Inspections: 3 restaurants, 1 catering business have zero violations

Dave Osborn
Naples Daily News

Our digital database of restaurant inspections is updated daily with the latest information on which Florida restaurants passed, failed and barely squeaked by. 

You can use the database to search by county or by restaurant name. You can see which restaurants were fined for their missteps and which were forced into temporary closure. Each week we share the area restaurants and other food-serving businesses that aced their inspections, while also rounding up those with the most violations. 

Interactive:Collier County restaurant inspections at your fingertips

Here's the breakdown for recent inspections in Collier County.

Perfect inspections food-service establishments licensed for seating received zero violations on their early January health and safety inspections: Captain Morgan's Seafood Grill, 102 Copeland Ave. S., Everglades City; Royal Poinciana Golf Club, 1600 Solana Road, Naples; and Old Collier Golf Club Turnaround, 790 Main House Dr., Naples. 
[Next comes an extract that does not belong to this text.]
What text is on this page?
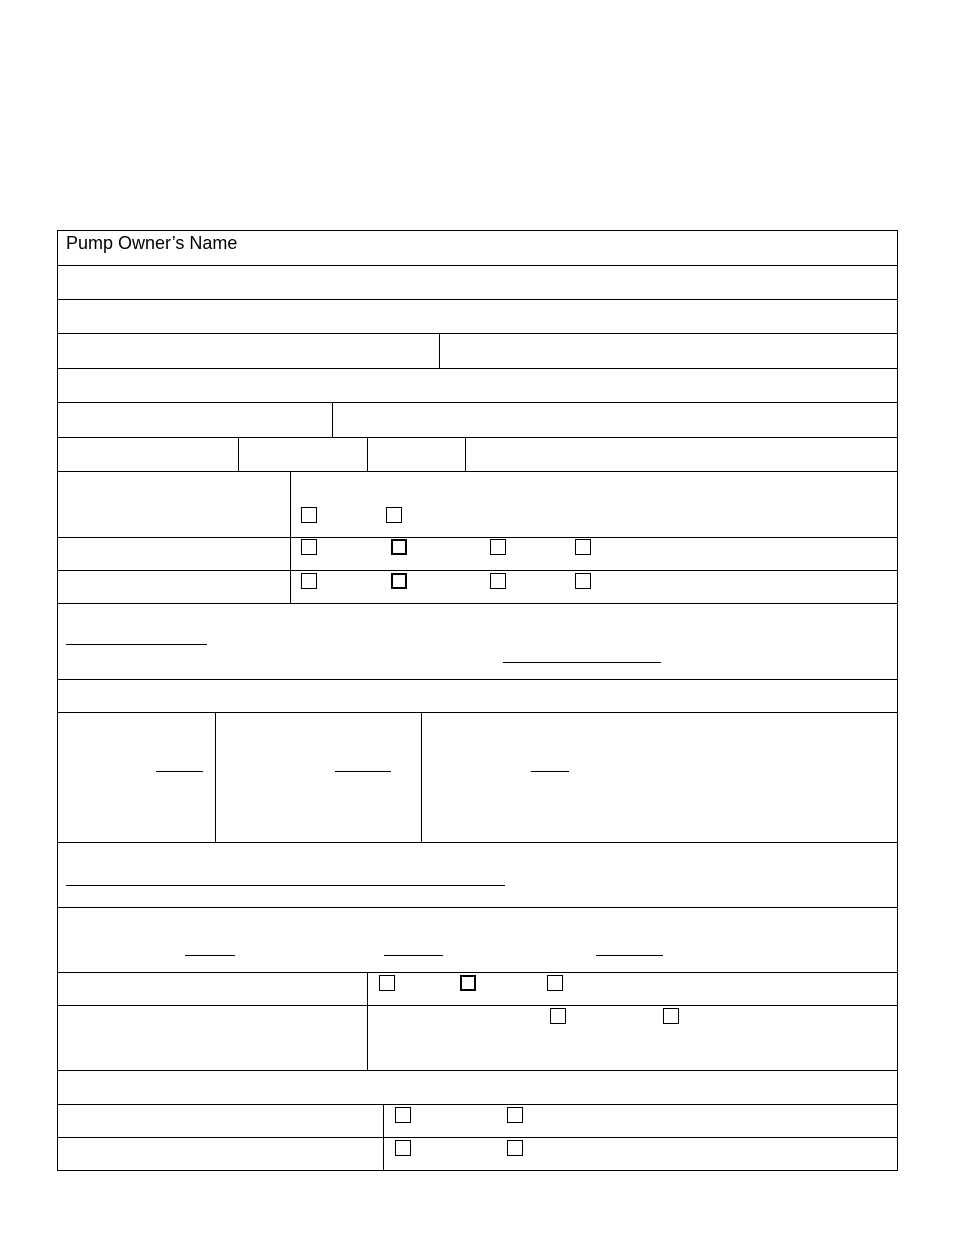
Pump Owner’s Name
Restaurant news:5 new, 1 re-opening, chef moves, events, $2,100 in fine-dining for $25

Recent inspections:Dead roach found at this Collier County steakhouse

One catering business received a spotless inspection report in early January: Well Livved catering.

To file a general complaint against a Florida restaurant through the state's Department of Business & Professional Regulation, click here

Disclaimer: These records are sanitation and safety inspections reported through the Florida Department of Business & Professional Regulation, conducted by the Division of Hotels and Restaurants on public food service establishments. Each inspection report is a "snapshot" of conditions present at the time of the inspection. An inspection conducted on any given day may not be representative of the overall, long-term conditions at the establishment. High-priority violations are those that could cause food poisoning or injury, such as problems with cooking, cooling and handwashing. Intermediate violations are those that could lead to risk factors that could contribute to food poisoning or injury, such as problems with personnel training. Basic violations are those that violate best practice.